Two of Australia’s leading competition lawyers say the Albanese government’s gas price caps have created uncertainty and confusion in the market and will be extremely difficult to enforce.
The comments from Gilbert + Tobin competition and regulation partner Jeremy Jose and King & Wood Mallesons managing partner Craig Rogers come after the Australian Competition & Consumer Commission last week issued guidance on the temporary $12-a- gigajoule wholesale cap introduced last month.
Multiple energy retailers across the eastern seaboard have stopped taking new gas customers and others are ramping up their prices, as they struggle to secure ongoing supply from producers following the imposition of the cap.
Mr Jose spent nine years working for the ACCC, including on its 2015 inquiry into the east coast gas market, and has since represented gas producers and their customers.
“I actually have some sympathy for the ACCC, because the government’s law is very simplistic, and doesn’t grapple with the fact that this is a very complex market,” he said.
Mr Jose said it was possible sophisticated gas buyers could use loopholes to get around the cap.
“The ACCC has made it clear it has power to and will investigate any deliberate action to avoid the price cap. However, the price cap itself creates a number of exceptions, and allows gas to be sold above $12 a gigajoule by many types of parties, including retailers, so if people take action which is lawful under the price cap, the ACCC will have no role in prosecuting that conduct,” he said.
“One of the reasons why we operate in a market economy where price caps are not common, is because centuries of economic history have taught us that price caps do not work.
“You can give a regulator all the enforcement powers you like, but at the end of the day, you can’t force people to sell something for less than the value they could get on an open market.”

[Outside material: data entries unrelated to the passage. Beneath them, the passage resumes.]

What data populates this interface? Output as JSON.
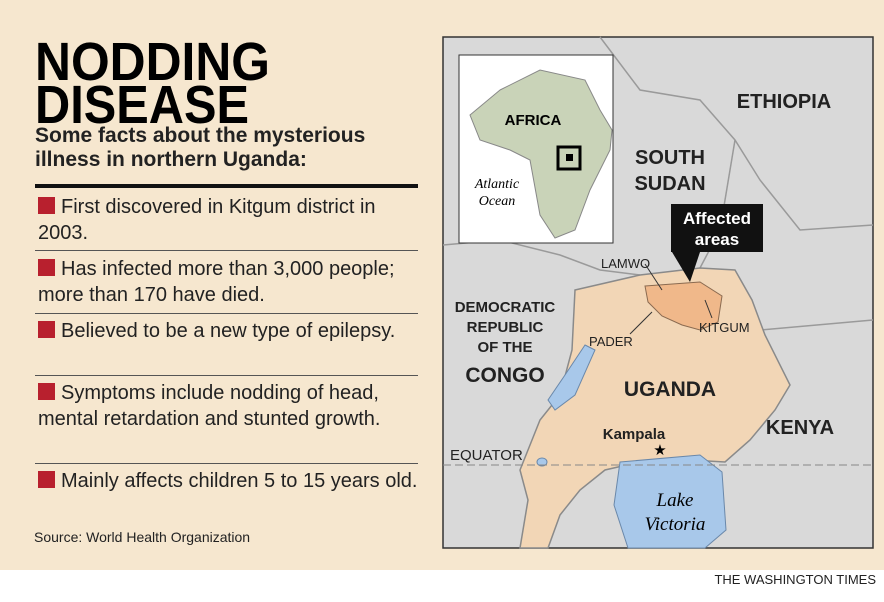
{
  "header": {
    "title_lines": [
      "NODDING",
      "DISEASE"
    ],
    "subtitle": "Some facts about the mysterious illness in northern Uganda:"
  },
  "facts": [
    "First discovered in Kitgum district in 2003.",
    "Has infected more than 3,000 people; more than 170 have died.",
    "Believed to be a new type of epilepsy.",
    "Symptoms include nodding of head, mental retardation and stunted growth.",
    "Mainly affects children 5 to 15 years old."
  ],
  "source": "Source: World Health Organization",
  "map": {
    "inset": {
      "continent": "AFRICA",
      "ocean_lines": [
        "Atlantic",
        "Ocean"
      ]
    },
    "labels": {
      "ethiopia": "ETHIOPIA",
      "south_sudan_lines": [
        "SOUTH",
        "SUDAN"
      ],
      "affected_lines": [
        "Affected",
        "areas"
      ],
      "lamwo": "LAMWO",
      "kitgum": "KITGUM",
      "pader": "PADER",
      "drc_lines": [
        "DEMOCRATIC",
        "REPUBLIC",
        "OF THE",
        "CONGO"
      ],
      "uganda": "UGANDA",
      "kampala": "Kampala",
      "kenya": "KENYA",
      "equator": "EQUATOR",
      "lake_lines": [
        "Lake",
        "Victoria"
      ]
    }
  },
  "credit": "THE WASHINGTON TIMES"
}
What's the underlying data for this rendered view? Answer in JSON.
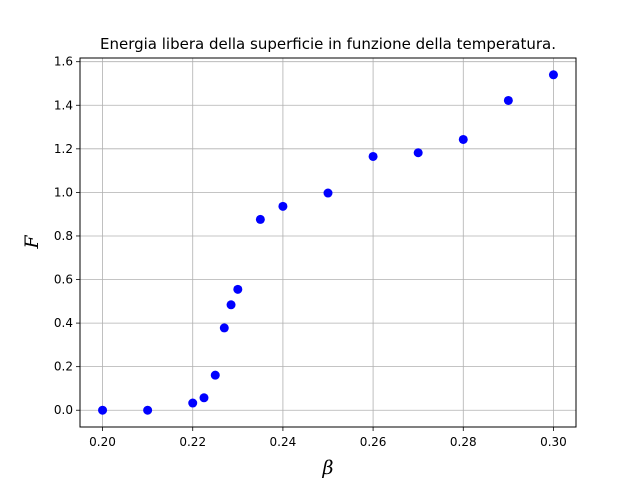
{
  "chart_data": {
    "type": "scatter",
    "title": "Energia libera della superficie in funzione della temperatura.",
    "xlabel": "β",
    "ylabel": "F",
    "xlim": [
      0.195,
      0.305
    ],
    "ylim": [
      -0.077,
      1.617
    ],
    "xticks": [
      0.2,
      0.22,
      0.24,
      0.26,
      0.28,
      0.3
    ],
    "xtick_labels": [
      "0.20",
      "0.22",
      "0.24",
      "0.26",
      "0.28",
      "0.30"
    ],
    "yticks": [
      0.0,
      0.2,
      0.4,
      0.6,
      0.8,
      1.0,
      1.2,
      1.4,
      1.6
    ],
    "ytick_labels": [
      "0.0",
      "0.2",
      "0.4",
      "0.6",
      "0.8",
      "1.0",
      "1.2",
      "1.4",
      "1.6"
    ],
    "grid": true,
    "marker_color": "#0000ff",
    "points": [
      {
        "x": 0.2,
        "y": 0.0
      },
      {
        "x": 0.21,
        "y": 0.0
      },
      {
        "x": 0.22,
        "y": 0.033
      },
      {
        "x": 0.2225,
        "y": 0.057
      },
      {
        "x": 0.225,
        "y": 0.161
      },
      {
        "x": 0.227,
        "y": 0.378
      },
      {
        "x": 0.2285,
        "y": 0.484
      },
      {
        "x": 0.23,
        "y": 0.555
      },
      {
        "x": 0.235,
        "y": 0.876
      },
      {
        "x": 0.24,
        "y": 0.936
      },
      {
        "x": 0.25,
        "y": 0.997
      },
      {
        "x": 0.26,
        "y": 1.165
      },
      {
        "x": 0.27,
        "y": 1.182
      },
      {
        "x": 0.28,
        "y": 1.243
      },
      {
        "x": 0.29,
        "y": 1.422
      },
      {
        "x": 0.3,
        "y": 1.54
      }
    ]
  }
}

Mr Rogers said of the ACCC’s guidance: “It’s good that the ACCC’s thinking about these things because these are the questions the industry’s asking and needs to know, but the complexity of issues, the permutations of outcomes and the serious consequences mean there’s still a lot of uncertainty, and the subjective nature of what the ACCC’s looking at almost puts more fear around it than not, and leads to a paralysis in the market.
“It’s created lots of uncertainty, lots of confusion, and great caution and concern.”
A spokesman for Treasurer Jim Chalmers said: “The design of the emergency price cap has been informed by the detailed knowledge of the market the ACCC has built up over recent years, including as part of its ongoing gas inquiry.
“The ACCC is monitoring closely and is ready to enforce its powers if there are contraventions of the price cap. We expect gas companies will adhere to their legal obligations.
“The cap will help take some of the edge off the forecast price increases over time. The change will gradually flow through to retail supply contacts, reducing the impact of price increases on consumers.”
ACCC chair Gina Cass-Gottlieb said the watchdog’s guidelines contemplated compliance “under a range of different contract models and are consistent with the contracting practices we have observed in the market, since the first gas inquiry commenced. The ACCC’s current gas inquiry has been running since April 2017.
“The ACCC expects gas producers with uncontracted gas for supply in 2023 to resume supply negotiations with their customers.”